With many companies now into their second year in which economic substance requirements must be met, information must be provided on the 2019 Jersey company income tax return and a declaration that the substance test has been met must also be made on that return. Before the declaration is made however, companies are advised to carry out a gap analysis to ensure everything is documented and ready for review.
Áine explained: “We strongly recommend that each company carries out a gap analysis to ensure that they meet every part of the substance test. We have already assisted many clients with their gap analysis to identify areas where changes should be made to ensure that the substance requirements are met. We would also recommend you seek professional guidance with any aspects of the guidance you are unsure of to ensure you fully comply with these requirements.”
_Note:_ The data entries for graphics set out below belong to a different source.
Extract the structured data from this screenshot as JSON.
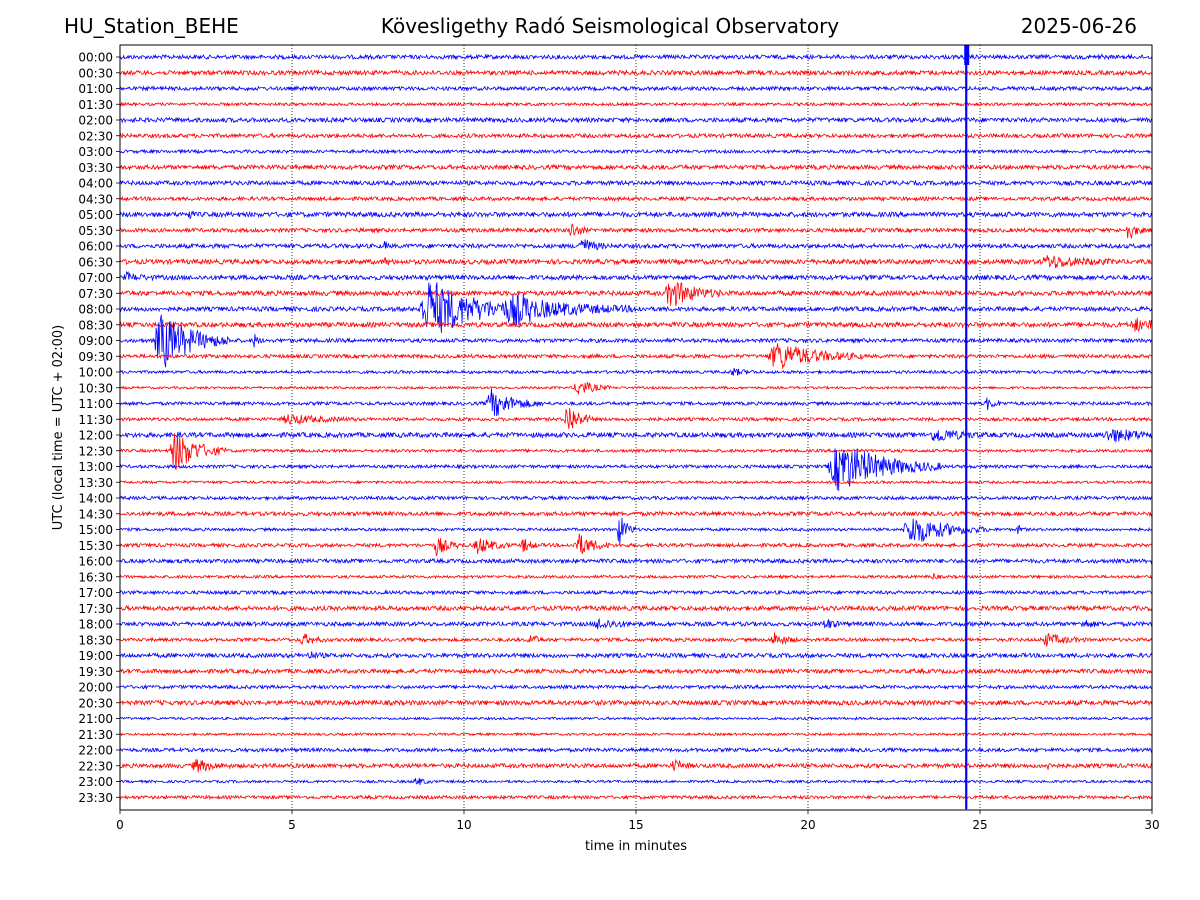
{
  "header": {
    "station": "HU_Station_BEHE",
    "title": "Kövesligethy Radó Seismological Observatory",
    "date": "2025-06-26"
  },
  "chart_data": {
    "type": "line",
    "title": "Kövesligethy Radó Seismological Observatory",
    "xlabel": "time in minutes",
    "ylabel": "UTC (local time = UTC + 02:00)",
    "xlim": [
      0,
      30
    ],
    "xticks": [
      0,
      5,
      10,
      15,
      20,
      25,
      30
    ],
    "grid": "vertical dotted",
    "colors": [
      "#0000ff",
      "#ff0000"
    ],
    "rows": [
      "00:00",
      "00:30",
      "01:00",
      "01:30",
      "02:00",
      "02:30",
      "03:00",
      "03:30",
      "04:00",
      "04:30",
      "05:00",
      "05:30",
      "06:00",
      "06:30",
      "07:00",
      "07:30",
      "08:00",
      "08:30",
      "09:00",
      "09:30",
      "10:00",
      "10:30",
      "11:00",
      "11:30",
      "12:00",
      "12:30",
      "13:00",
      "13:30",
      "14:00",
      "14:30",
      "15:00",
      "15:30",
      "16:00",
      "16:30",
      "17:00",
      "17:30",
      "18:00",
      "18:30",
      "19:00",
      "19:30",
      "20:00",
      "20:30",
      "21:00",
      "21:30",
      "22:00",
      "22:30",
      "23:00",
      "23:30"
    ],
    "events": [
      {
        "row": "00:00",
        "t": 28.45,
        "amp": 0.8,
        "dur": 0.05
      },
      {
        "row": "05:00",
        "t": 2.0,
        "amp": 0.5,
        "dur": 0.05
      },
      {
        "row": "05:30",
        "t": 13.1,
        "amp": 0.7,
        "dur": 0.2
      },
      {
        "row": "05:30",
        "t": 29.3,
        "amp": 0.8,
        "dur": 0.2
      },
      {
        "row": "06:00",
        "t": 7.7,
        "amp": 0.5,
        "dur": 0.05
      },
      {
        "row": "06:00",
        "t": 13.4,
        "amp": 0.7,
        "dur": 0.3
      },
      {
        "row": "06:30",
        "t": 7.7,
        "amp": 0.3,
        "dur": 0.1
      },
      {
        "row": "06:30",
        "t": 27.0,
        "amp": 0.5,
        "dur": 0.8
      },
      {
        "row": "07:00",
        "t": 0.2,
        "amp": 0.3,
        "dur": 0.3
      },
      {
        "row": "07:30",
        "t": 16.0,
        "amp": 1.2,
        "dur": 0.6
      },
      {
        "row": "08:00",
        "t": 9.0,
        "amp": 2.5,
        "dur": 1.2
      },
      {
        "row": "08:00",
        "t": 11.5,
        "amp": 1.0,
        "dur": 1.5
      },
      {
        "row": "08:30",
        "t": 29.5,
        "amp": 0.5,
        "dur": 0.5
      },
      {
        "row": "09:00",
        "t": 1.2,
        "amp": 2.5,
        "dur": 0.8
      },
      {
        "row": "09:00",
        "t": 3.9,
        "amp": 0.6,
        "dur": 0.1
      },
      {
        "row": "09:30",
        "t": 19.1,
        "amp": 1.2,
        "dur": 1.0
      },
      {
        "row": "10:00",
        "t": 17.8,
        "amp": 0.3,
        "dur": 0.3
      },
      {
        "row": "10:30",
        "t": 13.3,
        "amp": 0.7,
        "dur": 0.4
      },
      {
        "row": "11:00",
        "t": 10.8,
        "amp": 1.2,
        "dur": 0.6
      },
      {
        "row": "11:00",
        "t": 25.2,
        "amp": 0.5,
        "dur": 0.2
      },
      {
        "row": "11:30",
        "t": 13.0,
        "amp": 1.5,
        "dur": 0.3
      },
      {
        "row": "11:30",
        "t": 4.9,
        "amp": 0.4,
        "dur": 0.8
      },
      {
        "row": "12:00",
        "t": 23.7,
        "amp": 0.6,
        "dur": 0.5
      },
      {
        "row": "12:00",
        "t": 28.8,
        "amp": 0.5,
        "dur": 0.8
      },
      {
        "row": "12:30",
        "t": 1.6,
        "amp": 1.8,
        "dur": 0.6
      },
      {
        "row": "13:00",
        "t": 20.9,
        "amp": 2.2,
        "dur": 1.2
      },
      {
        "row": "15:00",
        "t": 14.5,
        "amp": 1.5,
        "dur": 0.2
      },
      {
        "row": "15:00",
        "t": 23.0,
        "amp": 1.3,
        "dur": 0.9
      },
      {
        "row": "15:00",
        "t": 26.1,
        "amp": 0.4,
        "dur": 0.1
      },
      {
        "row": "15:30",
        "t": 9.2,
        "amp": 0.8,
        "dur": 0.3
      },
      {
        "row": "15:30",
        "t": 10.4,
        "amp": 0.7,
        "dur": 0.4
      },
      {
        "row": "15:30",
        "t": 11.7,
        "amp": 0.6,
        "dur": 0.2
      },
      {
        "row": "15:30",
        "t": 13.3,
        "amp": 1.0,
        "dur": 0.4
      },
      {
        "row": "16:30",
        "t": 23.6,
        "amp": 0.4,
        "dur": 0.1
      },
      {
        "row": "18:00",
        "t": 13.9,
        "amp": 0.4,
        "dur": 0.5
      },
      {
        "row": "18:00",
        "t": 20.5,
        "amp": 0.5,
        "dur": 0.2
      },
      {
        "row": "18:00",
        "t": 28.0,
        "amp": 0.4,
        "dur": 0.2
      },
      {
        "row": "18:30",
        "t": 5.3,
        "amp": 0.5,
        "dur": 0.3
      },
      {
        "row": "18:30",
        "t": 11.9,
        "amp": 0.5,
        "dur": 0.2
      },
      {
        "row": "18:30",
        "t": 19.0,
        "amp": 0.6,
        "dur": 0.3
      },
      {
        "row": "18:30",
        "t": 26.9,
        "amp": 0.5,
        "dur": 0.5
      },
      {
        "row": "19:00",
        "t": 5.5,
        "amp": 0.3,
        "dur": 0.2
      },
      {
        "row": "22:30",
        "t": 2.2,
        "amp": 0.5,
        "dur": 0.4
      },
      {
        "row": "22:30",
        "t": 16.1,
        "amp": 0.5,
        "dur": 0.2
      },
      {
        "row": "22:30",
        "t": 27.0,
        "amp": 0.7,
        "dur": 0.1
      },
      {
        "row": "23:00",
        "t": 8.6,
        "amp": 0.4,
        "dur": 0.2
      }
    ],
    "spike": {
      "t": 24.6,
      "from_row": "00:00",
      "to_row": "23:30"
    }
  }
}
Giovanni went on to provide an update on the OECD CRS MDR and the impact these proposed regulations may have in Jersey. He confirmed that the States of Jersey has committed to the introduction of a Mandatory Disclosure Regime and the preference is for the introduction of the MDR regime developed by the OECD, which targets arrangements and structures that can undermine the proper functioning of CRS.
Giovanni explained further: “While the general framework of the CRS MDR is well defined, there are still areas of uncertainty that need to be addressed in specific guidance notes before these new reporting requirements come into force. During this time, we would recommend businesses familiarise themselves with these new regulations and ensure staff dealing with these procedures are ready for the reporting requirements once they come into force to mitigate the risks of non-compliance.”
Zaeem concluded the briefing with an update on the taxation of corporate non-resident landlords under the UK corporation tax regime and what companies need to be aware of. He advised that existing structures should be reviewed to understand which entities are likely to be most impacted by the changes and in particular which are affected by the loss and interest restriction rules. However, delegates were warned that there was no blanket answer – the implications arising are on a case by case basis.
Zaeem concluded: “The transition to corporation tax will have implications from a tax and administration perspective for corporate non-resident landlords in Jersey. Companies should ensure appropriate processes are in place to prepare financial statements and monitor payments requirements under the new regime. Many real estate investment structures in Jersey were established under the current income tax regime and should therefore be reviewed in light of the change to corporation tax to ensure these structures are still effective.”